Words !

from Rev. Bruce Wood - August 2016

Published in News First — our monthly church newsletter  

 

Sometimes we make mistakes, and when we do, we see the best and the worst of the people around us.  We may become the target of words that are very pushy and demanding - or maybe we hear words that are helpful and supportive.

Words can be riveting, and encouraging, and enchanting - and - they can also be threatening, and intimidating, and menacing.  They can bring us together - and just as easily, they can break us apart.  They can protect us against violence - and just as easily, they can provoke hostility.  They can forge strong connections - and just as easily, they can tear relationships apart.

For most of us, words are one of the fundamental ways in which we communicate with other people - and to some extent, we become the words that we speak.  They are essential to our person - something we all have, and something we can use in whichever way we choose. 

Over the past few years some have shifted away from having in-person conversations, to using email, or Face book, or Twitter as our primary means of communication.  But somewhere in that shift, we seem to have lost the significance, and the meaning, to many of our words. 

I’m sure that we have all sent emails that have upset other people - and have received them as well - and I’m reasonably sure that if we’d have had a direct conversation with that person, then there would not have been so much of a problem.  However, it is much harder to convey emotions and intentions with written words on a screen, than it is sitting opposite someone and being engaged in a conversation.

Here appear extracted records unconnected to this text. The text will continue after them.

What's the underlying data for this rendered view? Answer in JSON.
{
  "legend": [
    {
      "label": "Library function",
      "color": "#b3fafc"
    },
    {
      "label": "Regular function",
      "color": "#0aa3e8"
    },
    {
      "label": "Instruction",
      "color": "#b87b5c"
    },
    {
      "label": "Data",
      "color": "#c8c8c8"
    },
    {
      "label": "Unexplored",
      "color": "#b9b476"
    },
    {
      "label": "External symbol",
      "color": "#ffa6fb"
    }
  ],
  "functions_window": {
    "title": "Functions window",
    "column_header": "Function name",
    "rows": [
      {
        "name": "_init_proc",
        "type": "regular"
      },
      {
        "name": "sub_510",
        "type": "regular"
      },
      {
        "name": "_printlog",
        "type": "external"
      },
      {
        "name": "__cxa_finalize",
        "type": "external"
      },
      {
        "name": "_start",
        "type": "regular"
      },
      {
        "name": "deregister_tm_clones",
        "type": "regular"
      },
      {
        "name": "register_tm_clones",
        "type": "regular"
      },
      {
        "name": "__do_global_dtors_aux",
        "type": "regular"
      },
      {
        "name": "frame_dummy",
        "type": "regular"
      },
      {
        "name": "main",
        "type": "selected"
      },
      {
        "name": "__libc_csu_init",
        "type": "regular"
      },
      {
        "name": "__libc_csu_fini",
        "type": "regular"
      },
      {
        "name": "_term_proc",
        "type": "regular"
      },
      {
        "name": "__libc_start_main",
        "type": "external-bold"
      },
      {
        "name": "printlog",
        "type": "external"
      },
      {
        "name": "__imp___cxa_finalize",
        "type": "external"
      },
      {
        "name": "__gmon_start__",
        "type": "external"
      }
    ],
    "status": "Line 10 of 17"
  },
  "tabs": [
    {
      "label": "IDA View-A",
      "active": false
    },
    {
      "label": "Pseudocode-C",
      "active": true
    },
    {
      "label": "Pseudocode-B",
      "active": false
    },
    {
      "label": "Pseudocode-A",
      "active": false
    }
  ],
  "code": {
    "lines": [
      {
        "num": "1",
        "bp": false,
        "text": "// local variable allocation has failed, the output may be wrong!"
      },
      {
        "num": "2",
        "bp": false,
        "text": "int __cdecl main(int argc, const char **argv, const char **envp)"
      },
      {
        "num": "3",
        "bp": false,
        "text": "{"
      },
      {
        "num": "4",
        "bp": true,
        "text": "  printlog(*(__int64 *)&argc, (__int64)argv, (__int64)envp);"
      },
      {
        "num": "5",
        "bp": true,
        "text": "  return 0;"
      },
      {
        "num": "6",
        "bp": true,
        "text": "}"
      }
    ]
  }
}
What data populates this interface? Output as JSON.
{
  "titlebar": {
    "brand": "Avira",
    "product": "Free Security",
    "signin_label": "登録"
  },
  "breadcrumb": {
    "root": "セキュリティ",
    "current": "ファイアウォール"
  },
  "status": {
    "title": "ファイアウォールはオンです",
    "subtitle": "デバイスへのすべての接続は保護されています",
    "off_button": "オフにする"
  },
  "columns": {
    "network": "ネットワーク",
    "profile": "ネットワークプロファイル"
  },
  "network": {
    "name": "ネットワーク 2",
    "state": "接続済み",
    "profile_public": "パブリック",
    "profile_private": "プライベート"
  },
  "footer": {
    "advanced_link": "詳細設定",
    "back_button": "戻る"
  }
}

As with any communication, when words are misunderstood, or mistranslated there can be a deal of confusion, or angst created. 

For example, apparently skiers - and their ski-boots - were making lots of noise after hours in an Austrian hotel, so the proprietors posted a sign which asked people - "Not to perambulate the corridors in the hours of repose in the boots of ascension”.  Or in a hotel in Athens a sign instructed -  “Visitors are expected to complain at the office between the hours of 9am and 11 am. daily”.  And an advertisement for a Hong Kong dentist proposed that -  "Teeth extracted by the latest Methodists".

In Christian speak, Jesus is known as the Word - ‘In the beginning was the Word, and the Word was with God, and the Word was God.  The Word became flesh and lived among us, full of grace and truth.’

During his ministry, Jesus put himself on the line day after day after day - his every word and his every action was dissected and analysed by the religious leaders of his day.  He was under scrutiny everywhere he went - but he also had plenty to say. 

On one occasion a large crowd was following him, and so he stopped to teach them, and was targeted with severe criticism for doing so.  His response was not to defend his comments, or to take offence, or to go off in a huff - instead he chose to state his case.  He suggested that those who criticised him, could be recognised by their fruit - they would be known by their actions, and the quality of their work and their relationships.  Jesus suggested, that the mouth speaks, what the heart is full of.

The way we treat each other plays a vital part of our faith community - how we speak to each other, and what we say, become important to the whole of our community.

Each time we speak we have the possibility of changing the life of the person we are speaking to.  Do we use our words wisely?  Do they tear down - rather than build up?  Are they bitter, and harsh, and unforgiving - or do they foster respect, and grace, and compassion?

Archbishop Desmond Tutu once uttered these wise words:

“Don’t raise your voice, improve your argument”.

Be gentle with your words, and mindful of the long lasting effect they can have on those around you.